Suppose the model does have some genuine access to its own states. Lindsey \cite{lindsey2025} offers the best evidence so far that it sometimes does: injecting a known concept into the activations, he finds that capable models can occasionally notice the intrusion and name it, with the self-report causally tied to the injected state. The success rate is modest and the capacity is applied inconsistently, but a self-report can sometimes be accurate without being grounded: a model says ``I am a transformer-based language model'' correctly because it was trained to and not because it inspected anything, and only an intervention like concept injection shows whether a given report is anchored in the state it describes. The self-reports the consciousness debate cares about, the claims of feeling and inner life, are the ungrounded kind: training rewarded them, and nothing ties them to an inspected internal state. The narrow introspection Lindsey does demonstrate has only been shown for injected concepts, never for a claim about experience. So even granting the model some real access, that access does no work here since the reports at issue were produced because they were rewarded, and the one test that could anchor them to an inner state has never been run on them.


\section{THE SYMMETRY OBJECTION}

The evidential laundering argument has a vulnerable point: if optimized signals lose their evidential value, the same should hold for the human case, since human behavior was optimized too, and the argument would then prove far too much. Let us go back to our title: a mockingbird can reproduce a cardinal's song closely enough that the cardinal in the next garden answers it. The performance shows the mockingbird is a capable mimic, and not that a cardinal is present. The argument so far has cast the language model as the mockingbird and the first-person report as the borrowed song, an extension of the stochastic-parrot point \cite{bender2021} with the optimization added: the corpus supplies the repertoire, and the post-training reward selects, from what the bird can already sing, the songs its listeners approve. Two kinds of selection are now in play: natural selection shaped the cardinal's own song over evolutionary time, scored on survival and mating, and the reward stage shaped the mockingbird's borrowed one, scored on the listener's approval. The report the AI welfare and consciousness debate treats as evidence is a song of the second kind, the one that was produced because it was approved.

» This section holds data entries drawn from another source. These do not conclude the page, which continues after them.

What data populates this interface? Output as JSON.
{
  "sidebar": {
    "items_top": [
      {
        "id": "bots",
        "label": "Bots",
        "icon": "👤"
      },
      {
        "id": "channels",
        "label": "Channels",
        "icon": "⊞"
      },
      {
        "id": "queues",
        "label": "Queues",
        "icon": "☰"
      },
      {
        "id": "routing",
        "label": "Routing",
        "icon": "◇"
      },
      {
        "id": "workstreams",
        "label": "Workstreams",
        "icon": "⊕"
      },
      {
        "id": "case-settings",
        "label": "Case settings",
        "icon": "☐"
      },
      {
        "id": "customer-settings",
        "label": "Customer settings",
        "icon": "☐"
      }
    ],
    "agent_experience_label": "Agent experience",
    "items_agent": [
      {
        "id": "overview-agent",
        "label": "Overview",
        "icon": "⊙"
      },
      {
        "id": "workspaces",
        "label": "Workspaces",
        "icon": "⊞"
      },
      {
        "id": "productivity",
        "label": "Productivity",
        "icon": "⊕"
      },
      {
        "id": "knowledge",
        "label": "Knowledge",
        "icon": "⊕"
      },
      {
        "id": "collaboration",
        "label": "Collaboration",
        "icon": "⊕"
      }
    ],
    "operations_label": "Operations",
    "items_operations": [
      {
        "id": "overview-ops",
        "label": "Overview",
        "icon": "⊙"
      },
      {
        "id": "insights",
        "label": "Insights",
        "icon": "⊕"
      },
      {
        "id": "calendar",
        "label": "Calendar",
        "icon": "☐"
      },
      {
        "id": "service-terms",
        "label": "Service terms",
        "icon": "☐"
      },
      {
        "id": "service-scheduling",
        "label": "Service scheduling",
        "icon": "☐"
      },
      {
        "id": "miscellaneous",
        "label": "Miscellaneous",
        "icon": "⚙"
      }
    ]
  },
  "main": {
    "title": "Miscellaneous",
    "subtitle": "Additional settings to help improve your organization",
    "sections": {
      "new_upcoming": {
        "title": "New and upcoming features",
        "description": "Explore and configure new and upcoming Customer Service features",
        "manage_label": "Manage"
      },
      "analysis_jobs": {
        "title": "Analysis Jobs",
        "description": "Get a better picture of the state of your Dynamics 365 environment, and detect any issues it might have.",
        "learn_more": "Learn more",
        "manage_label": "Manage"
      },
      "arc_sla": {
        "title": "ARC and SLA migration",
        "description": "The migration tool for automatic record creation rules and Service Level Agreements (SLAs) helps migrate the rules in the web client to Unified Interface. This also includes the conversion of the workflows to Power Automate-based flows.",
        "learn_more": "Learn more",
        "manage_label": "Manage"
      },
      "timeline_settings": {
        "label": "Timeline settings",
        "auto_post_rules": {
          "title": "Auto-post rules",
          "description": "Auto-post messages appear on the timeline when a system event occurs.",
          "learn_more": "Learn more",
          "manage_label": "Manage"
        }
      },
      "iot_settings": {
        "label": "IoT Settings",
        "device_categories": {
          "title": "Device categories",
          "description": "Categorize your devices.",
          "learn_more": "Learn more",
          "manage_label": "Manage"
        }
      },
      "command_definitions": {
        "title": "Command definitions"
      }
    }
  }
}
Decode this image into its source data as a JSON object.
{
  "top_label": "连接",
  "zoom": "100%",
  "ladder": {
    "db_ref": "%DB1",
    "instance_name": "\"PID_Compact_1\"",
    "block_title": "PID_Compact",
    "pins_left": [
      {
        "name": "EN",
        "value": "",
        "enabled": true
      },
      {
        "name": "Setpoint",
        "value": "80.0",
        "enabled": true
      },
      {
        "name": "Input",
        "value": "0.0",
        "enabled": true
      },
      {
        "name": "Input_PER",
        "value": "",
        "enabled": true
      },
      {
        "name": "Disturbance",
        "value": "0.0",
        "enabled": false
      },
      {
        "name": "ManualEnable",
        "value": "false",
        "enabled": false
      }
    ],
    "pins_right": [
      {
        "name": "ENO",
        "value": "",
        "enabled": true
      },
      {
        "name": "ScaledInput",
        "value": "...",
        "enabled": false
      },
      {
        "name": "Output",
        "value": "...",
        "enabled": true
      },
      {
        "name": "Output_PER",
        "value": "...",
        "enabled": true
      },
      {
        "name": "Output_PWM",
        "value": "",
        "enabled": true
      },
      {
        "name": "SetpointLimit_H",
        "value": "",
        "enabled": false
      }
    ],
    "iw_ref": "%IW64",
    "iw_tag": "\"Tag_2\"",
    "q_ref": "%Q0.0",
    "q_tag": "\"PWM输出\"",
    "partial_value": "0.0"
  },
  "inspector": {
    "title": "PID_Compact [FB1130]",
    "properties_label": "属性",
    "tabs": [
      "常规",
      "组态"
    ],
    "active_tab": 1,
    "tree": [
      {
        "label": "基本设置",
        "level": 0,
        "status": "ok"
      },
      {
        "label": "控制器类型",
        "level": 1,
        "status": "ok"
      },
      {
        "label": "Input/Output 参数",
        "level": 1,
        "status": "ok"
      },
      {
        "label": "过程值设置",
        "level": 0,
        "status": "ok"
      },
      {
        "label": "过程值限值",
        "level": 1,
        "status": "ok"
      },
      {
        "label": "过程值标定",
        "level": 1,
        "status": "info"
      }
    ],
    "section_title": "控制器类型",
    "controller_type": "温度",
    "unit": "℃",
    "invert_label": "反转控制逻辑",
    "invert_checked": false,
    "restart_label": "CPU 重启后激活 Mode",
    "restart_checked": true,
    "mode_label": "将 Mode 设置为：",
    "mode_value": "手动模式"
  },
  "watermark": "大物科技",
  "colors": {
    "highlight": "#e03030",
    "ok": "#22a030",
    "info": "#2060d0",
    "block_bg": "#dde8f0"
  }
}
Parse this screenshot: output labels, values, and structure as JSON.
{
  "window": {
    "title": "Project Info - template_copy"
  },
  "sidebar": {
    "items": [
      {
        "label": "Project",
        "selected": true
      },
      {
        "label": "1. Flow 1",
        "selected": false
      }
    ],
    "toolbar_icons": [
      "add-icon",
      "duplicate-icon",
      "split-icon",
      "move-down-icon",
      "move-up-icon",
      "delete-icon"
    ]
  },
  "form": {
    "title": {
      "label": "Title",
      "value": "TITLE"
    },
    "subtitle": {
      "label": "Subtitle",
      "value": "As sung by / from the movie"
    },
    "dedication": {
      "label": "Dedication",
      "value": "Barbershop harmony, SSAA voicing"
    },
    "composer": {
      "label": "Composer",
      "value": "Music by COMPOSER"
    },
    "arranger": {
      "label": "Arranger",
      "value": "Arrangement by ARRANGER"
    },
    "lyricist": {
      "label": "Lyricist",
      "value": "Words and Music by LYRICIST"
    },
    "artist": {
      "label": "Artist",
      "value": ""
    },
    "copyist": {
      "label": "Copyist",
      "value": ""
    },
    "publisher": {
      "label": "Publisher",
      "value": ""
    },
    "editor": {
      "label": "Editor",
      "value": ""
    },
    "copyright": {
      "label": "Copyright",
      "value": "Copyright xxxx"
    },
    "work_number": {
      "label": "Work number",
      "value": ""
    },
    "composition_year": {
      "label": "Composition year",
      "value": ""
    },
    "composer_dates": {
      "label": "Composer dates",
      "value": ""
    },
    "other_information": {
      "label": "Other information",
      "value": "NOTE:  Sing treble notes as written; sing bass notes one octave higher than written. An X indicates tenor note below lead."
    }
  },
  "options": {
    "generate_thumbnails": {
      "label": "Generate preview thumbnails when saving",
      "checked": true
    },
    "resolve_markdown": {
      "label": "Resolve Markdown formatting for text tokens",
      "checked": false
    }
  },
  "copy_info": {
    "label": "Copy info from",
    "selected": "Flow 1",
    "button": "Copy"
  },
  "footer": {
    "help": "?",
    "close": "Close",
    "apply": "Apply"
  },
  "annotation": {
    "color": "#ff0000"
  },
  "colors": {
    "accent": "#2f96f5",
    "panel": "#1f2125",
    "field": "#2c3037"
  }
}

When pressed, the same reasoning seems to swallow the human case. Human pain behavior and the claim of an inner life are products of an optimization process too: natural selection shaped them over evolutionary time. If a behavior loses its evidential value the moment it becomes an optimization target, the wince and the report of feeling lose theirs as well, and the argument collapses into skepticism about other minds. No one should accept that, so something has gone wrong.\footnote{This worry is a relative of the unfolding argument \cite{doerig2019}, which shows that any behavior could be reproduced by a feedforward system and so that behavior underdetermines a system's causal structure, and of the older point that a putative correlate of consciousness can track a prerequisite or a consequence of it rather than the thing itself \cite{aru2012}.}

Natural selection and reinforcement learning from human feedback are scored on different quantities. Selection's reward is fitness, and the appearance of experience enters only through its fitness consequences. Selection rewarded staying alive -- the look of pain came along because it was bolted to a working nociceptive and affective system that delivered the avoidance, and an organism that merely looked to be in pain while doing nothing about the damage would have been selected out (a fairly decisive form of peer review). Reinforcement learning from human feedback is scored on the text, by a model of human approval computed on the text, and no term in that loss reads an internal state. The cheapest route to the reward is the text itself, produced whether or not anything stands behind it.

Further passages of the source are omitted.